Ok, no trend! Case solved?

Obviously, since the chart was generated using a random number generator, we cannot really declare this a trend. But how likely is it, that we get such a drift in our random walk process? In order to understand this, I plotted 1,000 random walk processes (each with 100 steps). The line from above is actually one of them. Here’s the result:


As you can see, most of them are concentrated on a relatively small window indicated by the red lines (which are just plotted based on a square root function). Some of them went up to about +30, some down to about –30 but that’s not the major part.

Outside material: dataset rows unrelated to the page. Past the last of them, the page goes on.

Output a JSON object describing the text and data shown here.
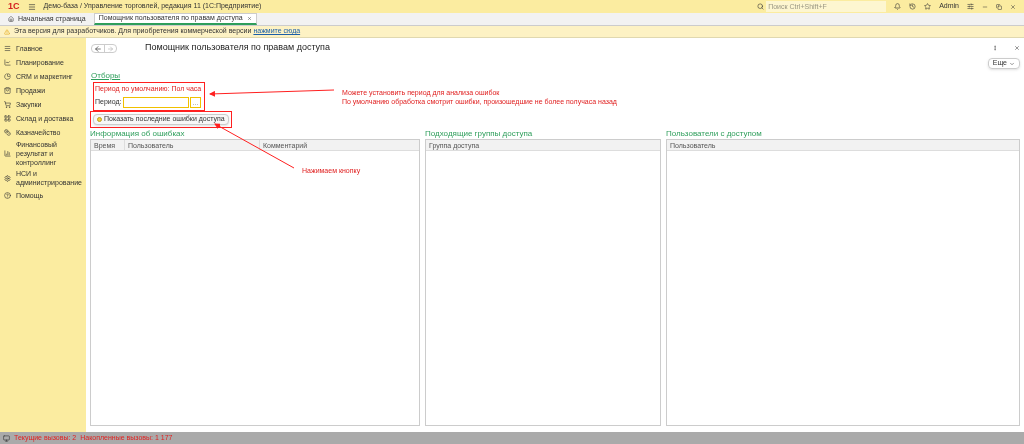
{
  "app_bar": {
    "logo": "1С",
    "title": "Демо-база / Управление торговлей, редакция 11  (1С:Предприятие)",
    "search_placeholder": "Поиск Ctrl+Shift+F",
    "user": "Admin"
  },
  "tabs": [
    {
      "label": "Начальная страница",
      "selected": false,
      "closable": false
    },
    {
      "label": "Помощник пользователя по правам доступа",
      "selected": true,
      "closable": true
    }
  ],
  "warning": {
    "text": "Эта версия для разработчиков. Для приобретения коммерческой версии",
    "link": "нажмите сюда"
  },
  "sidebar": {
    "items": [
      {
        "label": "Главное"
      },
      {
        "label": "Планирование"
      },
      {
        "label": "CRM и маркетинг"
      },
      {
        "label": "Продажи"
      },
      {
        "label": "Закупки"
      },
      {
        "label": "Склад и доставка"
      },
      {
        "label": "Казначейство"
      },
      {
        "label": "Финансовый результат и контроллинг"
      },
      {
        "label": "НСИ и администрирование"
      },
      {
        "label": "Помощь"
      }
    ]
  },
  "form": {
    "title": "Помощник пользователя по правам доступа",
    "more_button": "Еще",
    "filters_link": "Отборы",
    "default_period_note": "Период по умолчанию: Пол часа",
    "period_label": "Период:",
    "period_button": "...",
    "show_button": "Показать последние ошибки доступа"
  },
  "panels": [
    {
      "title": "Информация об ошибках",
      "columns": [
        "Время",
        "Пользователь",
        "Комментарий"
      ]
    },
    {
      "title": "Подходящие группы доступа",
      "columns": [
        "Группа доступа"
      ]
    },
    {
      "title": "Пользователи с доступом",
      "columns": [
        "Пользователь"
      ]
    }
  ],
  "annotations": [
    {
      "lines": [
        "Можете установить период для анализа ошибок",
        "По умолчанию обработка смотрит ошибки, произошедшие не более получаса назад"
      ]
    },
    {
      "lines": [
        "Нажимаем кнопку"
      ]
    }
  ],
  "status_bar": [
    "Текущие вызовы: 2",
    "Накопленные вызовы: 1 177"
  ]
}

If we take a look at the distribution of final values (the values we see after 100 steps), the histogram looks like this:


This looks pretty much like a normal distribution with a mean of 0 and a standard deviation of 10 which is again the square root of 100, so this also explains the red lines from the chart above (one standard deviation). What can we do with this information? Well, first we could take a look at the cumulated distribution (and since I’m not much interested in positive or negative trend I used absolute values):


How do we read this chart? It just gives us the percentage of cases which end outside a given tolerance from zero. For example, only 5% of all cases (50 out of 1,000) ended at a value bigger than 20.5 or smaller than -20.5 (the .95 confidence marker) and only 1% of all cases (10 out of 1,000) ended distance of more than 24.5 from zero (the .99 confidence marker). Our chart from above actually ended at 29.7 which hits the 0.001 confidence level. In other words, I used the single worst outlier (1 out of 1,000) of my set of lines to plot the chart at the beginning of this post.

I’m … eh … confused …

So, what does this all lead up to? Trend or no trend? Well, since we know that I used a random number generator, frankly there’s no reason to believe that the trend continues and therefore it makes no sense to speak of a trend. However, if the chart was generated using real life data and we know that the underlying process follows a random walk model, it would be extremely unlikely that there is no drift or trend in the data. In our case, only 1 out of 1000 cases would behave in such an abnormal way otherwise. So, in this case I’d be pretty sure there is a trend in the series of data.



In order to detect a trend in a time series, make sure that you fully understand where the data comes, how the data is generated and what the characteristics of the time series is. Is it oscillating, is it a random walk process (first order derivation) or is the driver even at a  higher derivation (you could think of a random accelerating process)? Only if you understand the characteristics and the driver (changing component) it makes sense to look for a trend and analyze the likelihood that you can rely on the trend for future development.